You can add a ribbon bow at the cat’s neck, and even a bell. Cozy Cat can also become a bear or a rabbit—just vary the ears and tail.
For a picture of a finished Cozy Cat,
visit PeggyEhrhart.com.
NIBBLE
STRAWBERRY SHORTCAKE
Make this when it’s really strawberry season and strawberries are at their peak of natural sweetness. Two pints (32 oz.) of strawberries makes 8 servings, but you can always use more berries if you like. This shortcake recipe makes a classic biscuit-type shortcake, not like the packaged sponge cakes often displayed near strawberries in the produce department. You’ll also want to have heavy cream on hand.

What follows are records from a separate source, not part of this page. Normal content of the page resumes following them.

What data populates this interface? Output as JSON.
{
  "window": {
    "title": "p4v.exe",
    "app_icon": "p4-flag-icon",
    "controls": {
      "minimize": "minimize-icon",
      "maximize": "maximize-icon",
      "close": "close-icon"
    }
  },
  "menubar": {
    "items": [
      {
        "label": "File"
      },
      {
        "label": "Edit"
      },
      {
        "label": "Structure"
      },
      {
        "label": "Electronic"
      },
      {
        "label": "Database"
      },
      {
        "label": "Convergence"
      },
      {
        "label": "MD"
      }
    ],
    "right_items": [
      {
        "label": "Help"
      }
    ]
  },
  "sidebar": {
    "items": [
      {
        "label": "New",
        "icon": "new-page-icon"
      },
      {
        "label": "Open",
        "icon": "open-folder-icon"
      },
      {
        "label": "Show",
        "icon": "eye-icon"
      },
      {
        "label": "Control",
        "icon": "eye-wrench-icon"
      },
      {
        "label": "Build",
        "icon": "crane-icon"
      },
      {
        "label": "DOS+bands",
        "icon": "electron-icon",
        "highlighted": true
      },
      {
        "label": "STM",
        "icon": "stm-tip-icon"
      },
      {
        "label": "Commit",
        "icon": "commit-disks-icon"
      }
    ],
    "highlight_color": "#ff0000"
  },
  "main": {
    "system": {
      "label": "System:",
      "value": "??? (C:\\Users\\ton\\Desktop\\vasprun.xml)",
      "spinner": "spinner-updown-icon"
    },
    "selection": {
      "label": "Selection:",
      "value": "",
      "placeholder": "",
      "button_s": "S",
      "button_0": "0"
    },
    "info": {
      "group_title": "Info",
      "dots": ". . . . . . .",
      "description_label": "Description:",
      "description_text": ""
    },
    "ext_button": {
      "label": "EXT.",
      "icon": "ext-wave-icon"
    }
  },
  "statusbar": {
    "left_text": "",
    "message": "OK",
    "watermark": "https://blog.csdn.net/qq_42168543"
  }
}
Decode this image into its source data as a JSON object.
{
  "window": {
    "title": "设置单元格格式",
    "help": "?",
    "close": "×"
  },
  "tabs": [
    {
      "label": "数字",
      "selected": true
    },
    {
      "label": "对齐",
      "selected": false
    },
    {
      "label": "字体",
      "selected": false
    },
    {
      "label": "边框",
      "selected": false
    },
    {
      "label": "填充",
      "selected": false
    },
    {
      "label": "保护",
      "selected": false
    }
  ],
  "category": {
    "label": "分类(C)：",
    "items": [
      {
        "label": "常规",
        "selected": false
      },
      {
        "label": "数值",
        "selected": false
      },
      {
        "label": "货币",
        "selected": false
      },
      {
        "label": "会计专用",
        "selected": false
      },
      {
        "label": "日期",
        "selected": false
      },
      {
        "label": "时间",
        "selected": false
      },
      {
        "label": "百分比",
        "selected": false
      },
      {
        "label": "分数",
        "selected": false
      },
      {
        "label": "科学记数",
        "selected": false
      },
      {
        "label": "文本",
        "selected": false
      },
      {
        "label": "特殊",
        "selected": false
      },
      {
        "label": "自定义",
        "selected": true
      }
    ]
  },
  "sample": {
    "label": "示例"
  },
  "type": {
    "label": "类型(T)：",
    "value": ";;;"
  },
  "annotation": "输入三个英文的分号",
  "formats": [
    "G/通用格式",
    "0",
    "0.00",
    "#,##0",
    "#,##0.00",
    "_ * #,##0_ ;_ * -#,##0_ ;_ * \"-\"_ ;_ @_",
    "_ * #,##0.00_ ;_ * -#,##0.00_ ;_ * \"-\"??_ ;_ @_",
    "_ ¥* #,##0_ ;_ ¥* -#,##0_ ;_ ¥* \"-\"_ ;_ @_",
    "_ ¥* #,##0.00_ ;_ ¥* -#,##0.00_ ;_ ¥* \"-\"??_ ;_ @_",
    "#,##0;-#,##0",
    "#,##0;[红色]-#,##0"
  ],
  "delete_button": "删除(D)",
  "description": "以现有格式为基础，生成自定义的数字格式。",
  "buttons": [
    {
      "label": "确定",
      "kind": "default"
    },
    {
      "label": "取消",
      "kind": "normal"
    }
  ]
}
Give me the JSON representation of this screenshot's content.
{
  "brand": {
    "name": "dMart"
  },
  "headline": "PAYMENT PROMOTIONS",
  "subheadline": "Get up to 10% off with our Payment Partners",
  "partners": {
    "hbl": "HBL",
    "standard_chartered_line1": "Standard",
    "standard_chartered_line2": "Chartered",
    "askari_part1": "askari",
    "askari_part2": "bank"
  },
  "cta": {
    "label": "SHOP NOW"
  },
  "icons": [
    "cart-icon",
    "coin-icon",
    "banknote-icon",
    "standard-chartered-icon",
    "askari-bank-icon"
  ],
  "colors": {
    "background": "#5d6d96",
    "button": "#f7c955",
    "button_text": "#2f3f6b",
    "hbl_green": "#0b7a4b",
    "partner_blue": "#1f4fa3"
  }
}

Ingredients for the shortcakes:
2 cups flour
4 tsp. baking powder
1 tsp. salt
1 to 2 tbs. sugar
5 tbs. butter, plus extra for spreading
Milk to moisten the dough—about ⅔ cup
Preheat oven to 425 degrees. Mix the dry ingredients in a bowl. Slice the butter into thin bits and add it to the bowl. Cut the butter into the dry ingredients with two knives, a pastry blender, or your fingers, until the mixture resembles sand. Sprinkle the milk over the mixture, tossing with a fork until the dough holds together. Flour your hands and a pastry cloth or board and knead the dough briefly until it forms a smooth ball. With a floured rolling pin or your hands, flatten it until it is about ¾" thick. Now, using either a biscuit cutter or an inverted glass, cut out eight 2” rounds. You can use your fingers to shape the scraps into rounds or ovals too. Arrange your biscuits and scraps on a buttered baking sheet and bake at 425 degrees for 10 minutes, or until they are golden.